Remplacer toute l'eau dans Path of Exile n'a pas été une chose simple puisque beaucoup d'assets du jeu s'en servaient. Elle devait donc être rétrocompatible à 100%. Faire une jolie flaque d'eau était loin d'être suffisant : elle devait s'adapter au relief et à l'environnement, quelles que soient les conditions. Évidemment, ma plus grande priorité était d'éviter de nuire aux performances du jeu ; les décors environnants ne devant pas être trop gourmands pour le processeur graphique.

Mon travail sur l'eau a principalement consisté en l'écriture d'un shader, c'est-à-dire un programme qui tourne sur le processeur graphique et produit une image de l'eau à l'écran. Dans des cas comme celui-ci, la façon de procéder est la suivante : démonter intégralement ce qui fonctionne pour ensuite le reconstruire petit à petit, à partir du début, dans l'optique d'en faire quelque chose de mieux au final. Je me suis mis à trifouiller notre ancien shader d'eau en générant des debug normals et en lui ajoutant un algorithme de détection des contours en screen space afin d'essayer de rendre de l'écume là où l'eau et des objets se croisent. (Au passage, l'interface des captures d'écran qui vont suivre est une version encore en chantier de celle qui est sortie avec la 3.0.0 et que vous connaissez maintenant)

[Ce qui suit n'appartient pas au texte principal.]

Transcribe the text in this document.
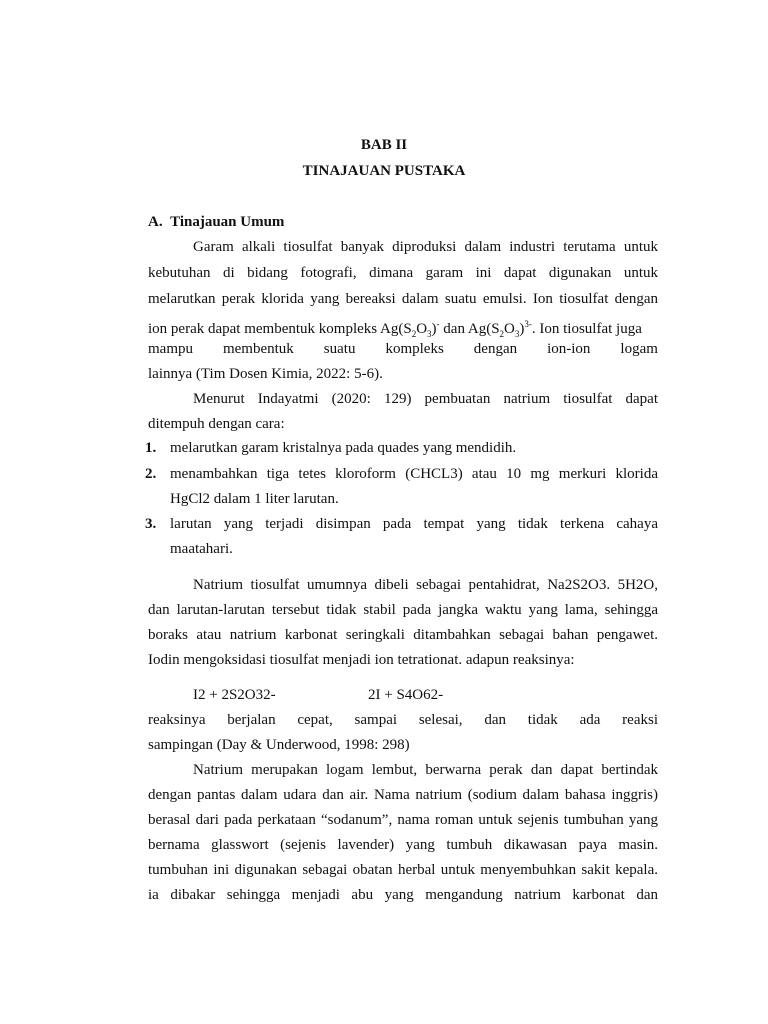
BAB II
TINAJAUAN PUSTAKA
A. Tinajauan Umum
Garam alkali tiosulfat banyak diproduksi dalam industri terutama untuk
kebutuhan di bidang fotografi, dimana garam ini dapat digunakan untuk
melarutkan perak klorida yang bereaksi dalam suatu emulsi. Ion tiosulfat dengan
ion perak dapat membentuk kompleks $Ag(S_2O_3)^-$ dan $Ag(S_2O_3)^{3-}$. Ion tiosulfat juga
mampu membentuk suatu kompleks dengan ion-ion logam
lainnya (Tim Dosen Kimia, 2022: 5-6).
Menurut Indayatmi (2020: 129) pembuatan natrium tiosulfat dapat
ditempuh dengan cara:
1. melarutkan garam kristalnya pada quades yang mendidih.
2. menambahkan tiga tetes kloroform (CHCL3) atau 10 mg merkuri klorida
HgCl2 dalam 1 liter larutan.
3. larutan yang terjadi disimpan pada tempat yang tidak terkena cahaya
maatahari.
Natrium tiosulfat umumnya dibeli sebagai pentahidrat, Na2S2O3. 5H2O,
dan larutan-larutan tersebut tidak stabil pada jangka waktu yang lama, sehingga
boraks atau natrium karbonat seringkali ditambahkan sebagai bahan pengawet.
Iodin mengoksidasi tiosulfat menjadi ion tetrationat. adapun reaksinya:
I2 + 2S2O32-	2I + S4O62-
reaksinya berjalan cepat, sampai selesai, dan tidak ada reaksi
sampingan (Day & Underwood, 1998: 298)
Natrium merupakan logam lembut, berwarna perak dan dapat bertindak
dengan pantas dalam udara dan air. Nama natrium (sodium dalam bahasa inggris)
berasal dari pada perkataan “sodanum”, nama roman untuk sejenis tumbuhan yang
bernama glasswort (sejenis lavender) yang tumbuh dikawasan paya masin.
tumbuhan ini digunakan sebagai obatan herbal untuk menyembuhkan sakit kepala.
ia dibakar sehingga menjadi abu yang mengandung natrium karbonat dan
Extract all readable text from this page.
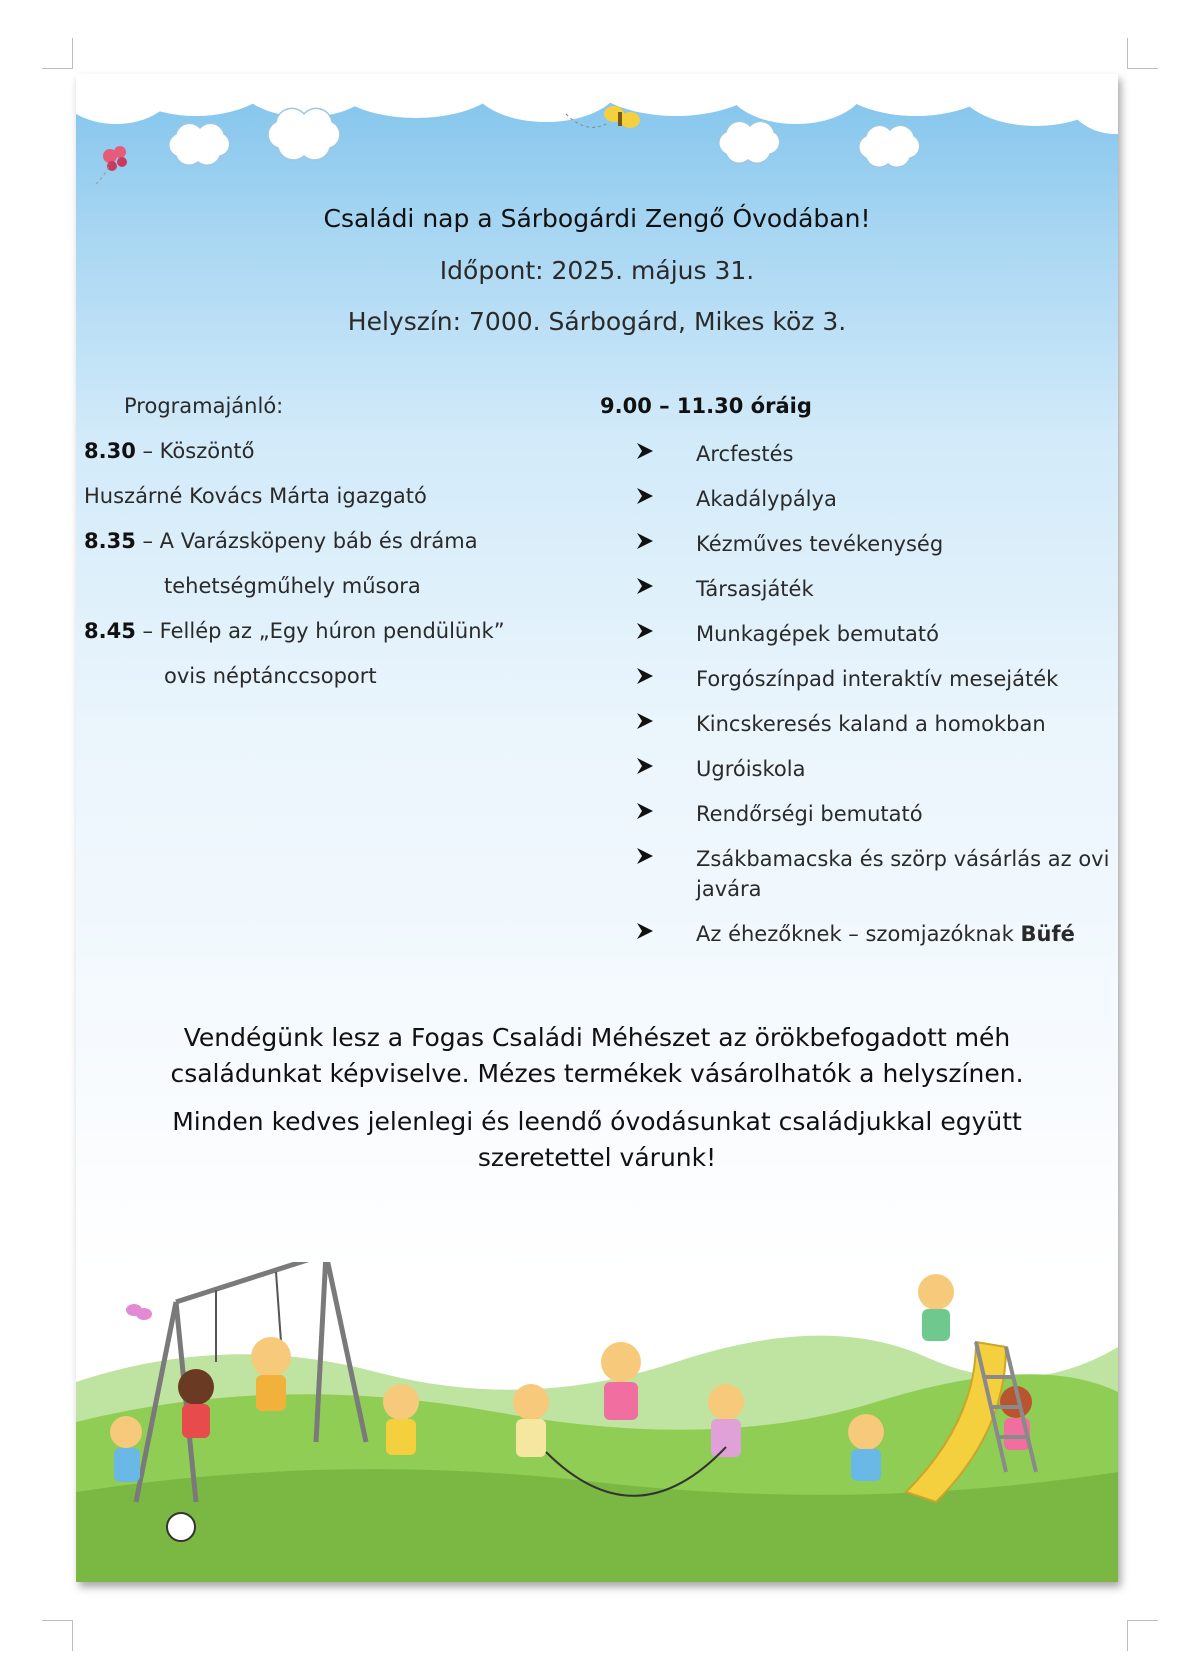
Családi nap a Sárbogárdi Zengő Óvodában!
Időpont: 2025. május 31.
Helyszín: 7000. Sárbogárd, Mikes köz 3.
Programajánló:
8.30 – Köszöntő
Huszárné Kovács Márta igazgató
8.35 – A Varázsköpeny báb és dráma
tehetségműhely műsora
8.45 – Fellép az „Egy húron pendülünk”
ovis néptánccsoport
9.00 – 11.30 óráig
Arcfestés
Akadálypálya
Kézműves tevékenység
Társasjáték
Munkagépek bemutató
Forgószínpad interaktív mesejáték
Kincskeresés kaland a homokban
Ugróiskola
Rendőrségi bemutató
Zsákbamacska és szörp vásárlás az ovi javára
Az éhezőknek – szomjazóknak Büfé
Vendégünk lesz a Fogas Családi Méhészet az örökbefogadott méh
családunkat képviselve. Mézes termékek vásárolhatók a helyszínen.
Minden kedves jelenlegi és leendő óvodásunkat családjukkal együtt
szeretettel várunk!
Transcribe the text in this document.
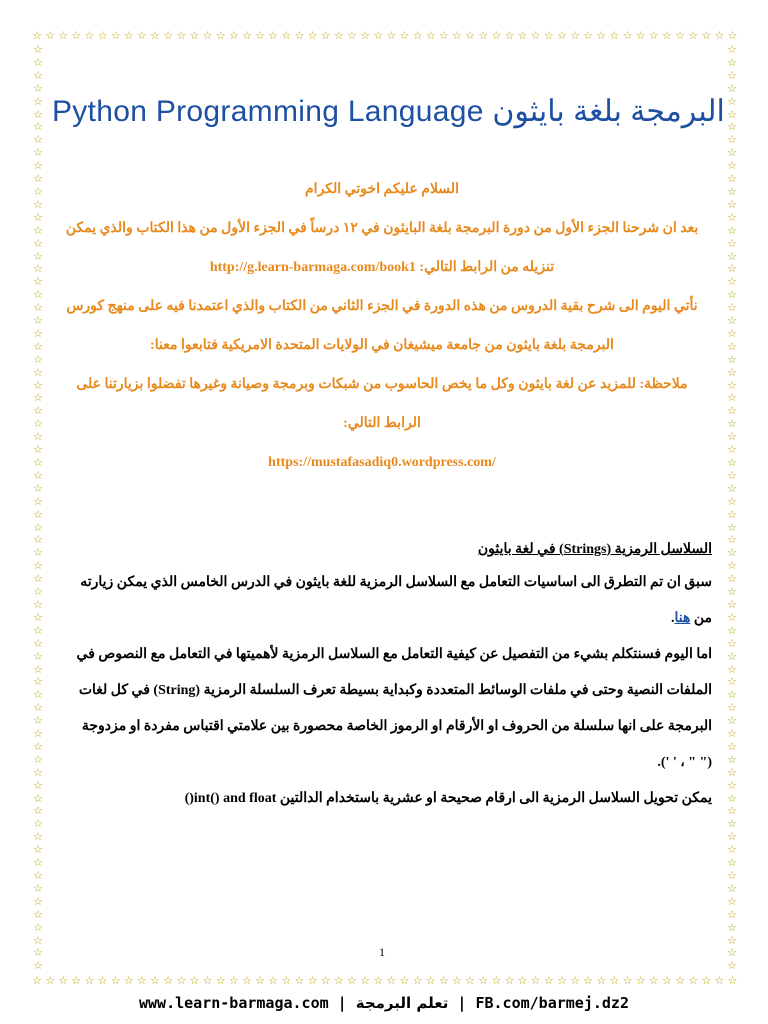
☆ ☆ ☆ ☆ ☆ ☆ ☆ ☆ ☆ ☆ ☆ ☆ ☆ ☆ ☆ ☆ ☆ ☆ ☆ ☆ ☆ ☆ ☆ ☆ ☆ ☆ ☆ ☆ ☆ ☆ ☆ ☆ ☆ ☆ ☆ ☆ ☆ ☆ ☆ ☆ ☆ ☆ ☆ ☆ ☆ ☆ ☆ ☆ ☆ ☆ ☆ ☆ ☆ ☆
☆ ☆ ☆ ☆ ☆ ☆ ☆ ☆ ☆ ☆ ☆ ☆ ☆ ☆ ☆ ☆ ☆ ☆ ☆ ☆ ☆ ☆ ☆ ☆ ☆ ☆ ☆ ☆ ☆ ☆ ☆ ☆ ☆ ☆ ☆ ☆ ☆ ☆ ☆ ☆ ☆ ☆ ☆ ☆ ☆ ☆ ☆ ☆ ☆ ☆ ☆ ☆ ☆ ☆
☆
☆
☆
☆
☆
☆
☆
☆
☆
☆
☆
☆
☆
☆
☆
☆
☆
☆
☆
☆
☆
☆
☆
☆
☆
☆
☆
☆
☆
☆
☆
☆
☆
☆
☆
☆
☆
☆
☆
☆
☆
☆
☆
☆
☆
☆
☆
☆
☆
☆
☆
☆
☆
☆
☆
☆
☆
☆
☆
☆
☆
☆
☆
☆
☆
☆
☆
☆
☆
☆
☆
☆
☆
☆
☆
☆
☆
☆
☆
☆
☆
☆
☆
☆
☆
☆
☆
☆
☆
☆
☆
☆
☆
☆
☆
☆
☆
☆
☆
☆
☆
☆
☆
☆
☆
☆
☆
☆
☆
☆
☆
☆
☆
☆
☆
☆
☆
☆
☆
☆
☆
☆
☆
☆
☆
☆
☆
☆
☆
☆
☆
☆
☆
☆
☆
☆
☆
☆
☆
☆
☆
☆
☆
☆
Python Programming Language البرمجة بلغة بايثون
السلام عليكم اخوتي الكرام
بعد ان شرحنا الجزء الأول من دورة البرمجة بلغة البايثون في ١٢ درساً في الجزء الأول من هذا الكتاب والذي يمكن
تنزيله من الرابط التالي: http://g.learn-barmaga.com/book1
نأتي اليوم الى شرح بقية الدروس من هذه الدورة في الجزء الثاني من الكتاب والذي اعتمدنا فيه على منهج كورس
البرمجة بلغة بايثون من جامعة ميشيغان في الولايات المتحدة الامريكية فتابعوا معنا:
ملاحظة: للمزيد عن لغة بايثون وكل ما يخص الحاسوب من شبكات وبرمجة وصيانة وغيرها تفضلوا بزيارتنا على
الرابط التالي:
https://mustafasadiq0.wordpress.com/
السلاسل الرمزية (Strings) في لغة بايثون
سبق ان تم التطرق الى اساسيات التعامل مع السلاسل الرمزية للغة بايثون في الدرس الخامس الذي يمكن زيارته
من هنا.
اما اليوم فسنتكلم بشيء من التفصيل عن كيفية التعامل مع السلاسل الرمزية لأهميتها في التعامل مع النصوص في
الملفات النصية وحتى في ملفات الوسائط المتعددة وكبداية بسيطة تعرف السلسلة الرمزية (String) في كل لغات
البرمجة على انها سلسلة من الحروف او الأرقام او الرموز الخاصة محصورة بين علامتي اقتباس مفردة او مزدوجة
(" " ، ' ').
يمكن تحويل السلاسل الرمزية الى ارقام صحيحة او عشرية باستخدام الدالتين int() and float()
1
www.learn-barmaga.com | تعلم البرمجة | FB.com/barmej.dz2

La détection des contours marchait plutôt bien, mais je me doutais qu'elle risquait d'être trop gourmande : je n'ai pas eu d'autre choix que de m'en débarrasser. Pour l'étape suivante, il me fallait ajouter quelques vagues sur la surface, puis donner un peu de reflets et de couleur à l'eau :



Le rendu de la surface se fait via un algorithme de raytracing en screen space. En d'autres termes, l'eau est en réalité toute plate, mais elle obtient un effet de relief en 3D grâce à des techniques de shading semblables au parallax occlusion mapping. C'est à ce moment-là que je devais faire le tri entre ce qui fonctionnait bien et pouvait être gardé pour la suite du développement, et ce qui devait être jeté et recommencé de zéro. Ce qui est bizarre avec le rendu de l'eau, c'est que la couleur n'est pas si visible que ça : en fait, on remarque plus les trucs qui s'y reflètent et qui s'y réfractent. J'ai alors choisi de concentrer mon travail sur ça, en gardant tel quel tout ce qui touchait au raytracing, puis en refaisant tout le reste.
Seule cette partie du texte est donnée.